Nonna gripped Nonno's hand, ‘You must tell it the way it was. Tell Roberto about the pain and the grief, how his mother fought you and cried every day for a year. How Cornelia and Giorgio stopped speaking, how the light went out of their eyes.'

‘Well, of course,' Nonno cleared his throat, and disentangled his hand, ‘your parents were very upset. They loved each of you equally, and intensely, and it was an extremely hard decision. But we had to avoid another tragedy. The evil can spread, Roberto, like ripples in a lake, until each person in the family is touched, and changed. The power had to be contained, and we had to protect you.'

‘Why did you say
another
tragedy? What tragedy? Why do you all think the power is so terrible?' Questions were bursting to the surface inside me, fighting for air, and I couldn't sort out which to ask first.
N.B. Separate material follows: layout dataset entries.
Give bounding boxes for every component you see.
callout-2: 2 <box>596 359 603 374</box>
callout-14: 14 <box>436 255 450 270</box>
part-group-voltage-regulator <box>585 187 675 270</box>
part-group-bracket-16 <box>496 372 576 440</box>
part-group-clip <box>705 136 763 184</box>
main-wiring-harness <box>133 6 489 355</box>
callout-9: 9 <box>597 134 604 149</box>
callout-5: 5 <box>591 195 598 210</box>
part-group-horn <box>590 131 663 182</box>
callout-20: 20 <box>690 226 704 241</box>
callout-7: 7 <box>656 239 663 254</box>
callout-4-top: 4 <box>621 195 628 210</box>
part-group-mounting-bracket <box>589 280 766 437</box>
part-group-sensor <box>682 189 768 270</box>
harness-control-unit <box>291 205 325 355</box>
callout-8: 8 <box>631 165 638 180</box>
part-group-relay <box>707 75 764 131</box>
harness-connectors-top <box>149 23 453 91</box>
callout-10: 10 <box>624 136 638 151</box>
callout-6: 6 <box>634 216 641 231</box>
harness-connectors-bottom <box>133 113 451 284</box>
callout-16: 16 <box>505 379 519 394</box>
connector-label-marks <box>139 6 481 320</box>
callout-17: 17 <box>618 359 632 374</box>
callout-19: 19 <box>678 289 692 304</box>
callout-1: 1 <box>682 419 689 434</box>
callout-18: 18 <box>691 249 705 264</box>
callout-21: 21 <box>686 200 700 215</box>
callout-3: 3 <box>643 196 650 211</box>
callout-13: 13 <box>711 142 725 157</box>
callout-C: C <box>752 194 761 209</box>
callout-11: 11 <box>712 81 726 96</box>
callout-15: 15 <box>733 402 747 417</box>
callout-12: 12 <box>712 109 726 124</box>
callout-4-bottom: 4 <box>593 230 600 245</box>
There was silence for a moment and again my grandparents exchanged a glance.

‘Your mother's sister, Lucrezia, suffered from the power. She ruined her life, and very nearly destroyed ours.'

‘How? Where is she now?'

Nonno poured another glass of wine and he stared into it for a minute as if it were a crystal ball, and floating within it was the future, and the past.

‘You don't need to know that now, Roberto. Just trust me. You've reached a stage where you need to be guided, by someone older, and wiser.'

Holy Moly, did he get these cliches out of a book? He was like my father, talking, talking, but not wanting to listen.